Two-dimensional discrete-time laser model with chaos and bifurcations

We explore the local dynamical characteristics, chaos and bifurcations of a two-dimensional discrete laser model in $ \mathbb{R}_+^2 $. It is shown that for all $ a $, $ b $, $ c $ and $ p $, model has boundary fixed point $ P_{0y}(0, \frac{p}{c}) $, and the unique positive fixed point $ P^+_{xy}(\frac{ap-bc}{ab}, \frac{b}{a}) $ if $ p > \frac{b c}{a} $. Further, local dynamical characteristics with topological classifications for the fixed points $ P_{0y}(0, \frac{p}{c}) $ and $ P^+_{xy}(\frac{ap-bc}{ab}, \frac{b}{a}) $ have explored by stability theory.
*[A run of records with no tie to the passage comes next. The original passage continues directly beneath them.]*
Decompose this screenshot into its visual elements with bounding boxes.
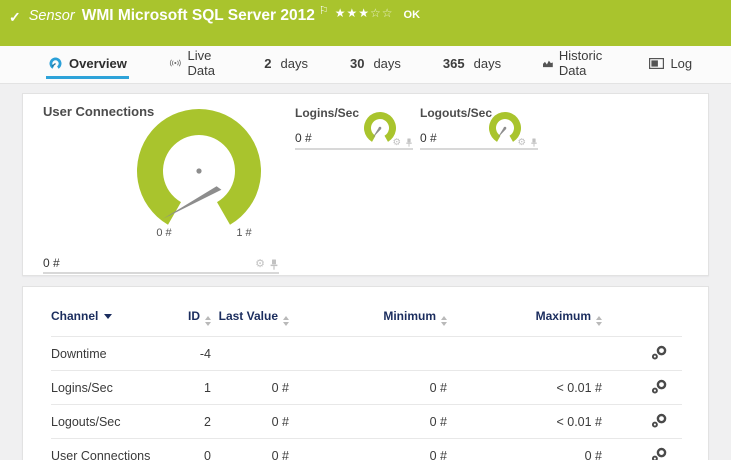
column-header-maximum[interactable]: Maximum: [447, 305, 602, 337]
tab-label: days: [373, 55, 401, 71]
pin-icon[interactable]: [269, 259, 279, 270]
column-header-minimum[interactable]: Minimum: [289, 305, 447, 337]
tab-historic-data[interactable]: Historic Data: [541, 48, 609, 79]
channel-id: 1: [166, 370, 211, 405]
channel-last-value: 0 #: [211, 404, 289, 439]
channel-minimum: 0 #: [289, 370, 447, 405]
tab-label: days: [280, 55, 308, 71]
channel-maximum: 0 #: [447, 438, 602, 460]
sensor-title: WMI Microsoft SQL Server 2012: [81, 7, 315, 24]
sensor-status-badge: OK: [403, 9, 421, 21]
channel-minimum: [289, 336, 447, 371]
channel-name: User Connections: [51, 438, 166, 460]
pin-icon[interactable]: [405, 138, 413, 147]
tab-label: days: [473, 55, 502, 71]
table-row-downtime: Downtime -4: [51, 336, 682, 371]
gauge-scale: 0 # 1 #: [134, 227, 264, 241]
tab-bar: Overview Live Data 2 days 30 days 365 da…: [0, 46, 731, 84]
channel-settings-icon[interactable]: [651, 379, 668, 394]
table-row-user-connections: User Connections 0 0 # 0 # 0 #: [51, 438, 682, 460]
column-header-actions: [602, 305, 682, 337]
channel-settings-icon[interactable]: [651, 413, 668, 428]
gear-icon[interactable]: ⚙: [517, 137, 526, 148]
gauges-panel: User Connections 0 # 1 # 0 # ⚙ Logins/Se…: [22, 93, 709, 276]
channel-id: 2: [166, 404, 211, 439]
logins-gauge-section: Logins/Sec 0 # ⚙: [295, 104, 413, 150]
tab-overview[interactable]: Overview: [46, 50, 129, 79]
sort-icon: [441, 316, 447, 326]
broadcast-icon: [169, 59, 181, 67]
gauge-current-value: 0 #: [420, 131, 437, 145]
gauge-current-value: 0 #: [43, 256, 60, 270]
channel-maximum: < 0.01 #: [447, 404, 602, 439]
sensor-titlebar: ✓ Sensor WMI Microsoft SQL Server 2012 ⚐…: [0, 0, 731, 46]
channels-table: Channel ID Last Value Minimum Maximum Do…: [51, 305, 682, 460]
user-connections-gauge[interactable]: [134, 108, 264, 230]
channel-name: Downtime: [51, 336, 166, 371]
gauge-scale-max: 1 #: [236, 227, 252, 239]
tab-2-days[interactable]: 2 days: [262, 50, 310, 79]
tab-365-days[interactable]: 365 days: [441, 50, 503, 79]
channel-id: -4: [166, 336, 211, 371]
sort-caret-icon: [104, 314, 113, 319]
chart-icon: [543, 60, 553, 67]
channel-settings-icon[interactable]: [651, 345, 668, 360]
star-filled-icons[interactable]: ★★★: [335, 6, 370, 20]
pin-icon[interactable]: [530, 138, 538, 147]
tab-live-data[interactable]: Live Data: [167, 48, 224, 79]
tab-log[interactable]: Log: [647, 50, 694, 79]
column-header-channel[interactable]: Channel: [51, 305, 166, 337]
logouts-gauge-section: Logouts/Sec 0 # ⚙: [420, 104, 538, 150]
gauge-scale-min: 0 #: [156, 227, 172, 239]
star-empty-icons[interactable]: ☆☆: [370, 6, 394, 20]
tab-label: Overview: [69, 55, 127, 71]
gauge-icon: [49, 57, 62, 69]
object-kind-label: Sensor: [28, 8, 75, 24]
log-icon: [649, 57, 665, 69]
channel-minimum: 0 #: [289, 438, 447, 460]
channel-last-value: 0 #: [211, 438, 289, 460]
table-row-logouts-sec: Logouts/Sec 2 0 # 0 # < 0.01 #: [51, 404, 682, 439]
channel-name: Logins/Sec: [51, 370, 166, 405]
gear-icon[interactable]: ⚙: [255, 259, 265, 270]
sort-icon: [205, 316, 211, 326]
column-header-id[interactable]: ID: [166, 305, 211, 337]
column-header-last-value[interactable]: Last Value: [211, 305, 289, 337]
channel-last-value: [211, 336, 289, 371]
table-row-logins-sec: Logins/Sec 1 0 # 0 # < 0.01 #: [51, 370, 682, 405]
sort-icon: [283, 316, 289, 326]
status-ok-check-icon: ✓: [9, 9, 21, 25]
tab-days-number: 30: [349, 55, 365, 71]
tab-label: Historic Data: [558, 48, 603, 78]
channel-maximum: [447, 336, 602, 371]
channel-maximum: < 0.01 #: [447, 370, 602, 405]
gear-icon[interactable]: ⚙: [392, 137, 401, 148]
tab-label: Live Data: [187, 48, 215, 78]
sort-icon: [596, 316, 602, 326]
tab-label: Log: [670, 55, 693, 71]
channel-id: 0: [166, 438, 211, 460]
tab-days-number: 365: [442, 55, 465, 71]
channel-last-value: 0 #: [211, 370, 289, 405]
gauge-current-value: 0 #: [295, 131, 312, 145]
channel-minimum: 0 #: [289, 404, 447, 439]
overview-content: User Connections 0 # 1 # 0 # ⚙ Logins/Se…: [0, 84, 731, 460]
flag-icon[interactable]: ⚐: [319, 4, 329, 17]
tab-30-days[interactable]: 30 days: [348, 50, 403, 79]
user-connections-gauge-section: User Connections 0 # 1 # 0 # ⚙: [43, 102, 279, 274]
channel-settings-icon[interactable]: [651, 447, 668, 460]
priority-stars[interactable]: ★★★☆☆: [335, 6, 394, 20]
channel-name: Logouts/Sec: [51, 404, 166, 439]
tab-days-number: 2: [264, 55, 272, 71]
channels-table-panel: Channel ID Last Value Minimum Maximum Do…: [22, 286, 709, 460]
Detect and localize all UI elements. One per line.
It is investigated that flip bifurcation exists for the boundary fixed point $ P_{0y}(0, \frac{p}{c}) $, and also there exists a flip bifurcation if parameters vary in a small neighborhood of the unique positive fixed point $ P^+_{xy}(\frac{ap-bc}{ab}, \frac{b}{a}) $. Moreover, it is also explored that for the fixed point $ P^+_{xy}(\frac{ap-bc}{ab}, \frac{b}{a}) $, laser model undergoes a Neimark-Sacker bifurcation, and in the meantime stable invariant curve appears. Numerical simulations are implemented to verify not only obtain results but also exhibit complex dynamics of period $ -2 $, $ -3 $, $ -4 $, $ -5 $, $ -8 $ and $ -9 $. Further, maximum lyapunov exponents along with fractal dimension are computed numerically to validate chaotic behavior of the laser model. Lastly, feedback control method is utilized to stabilize chaos exists in the model.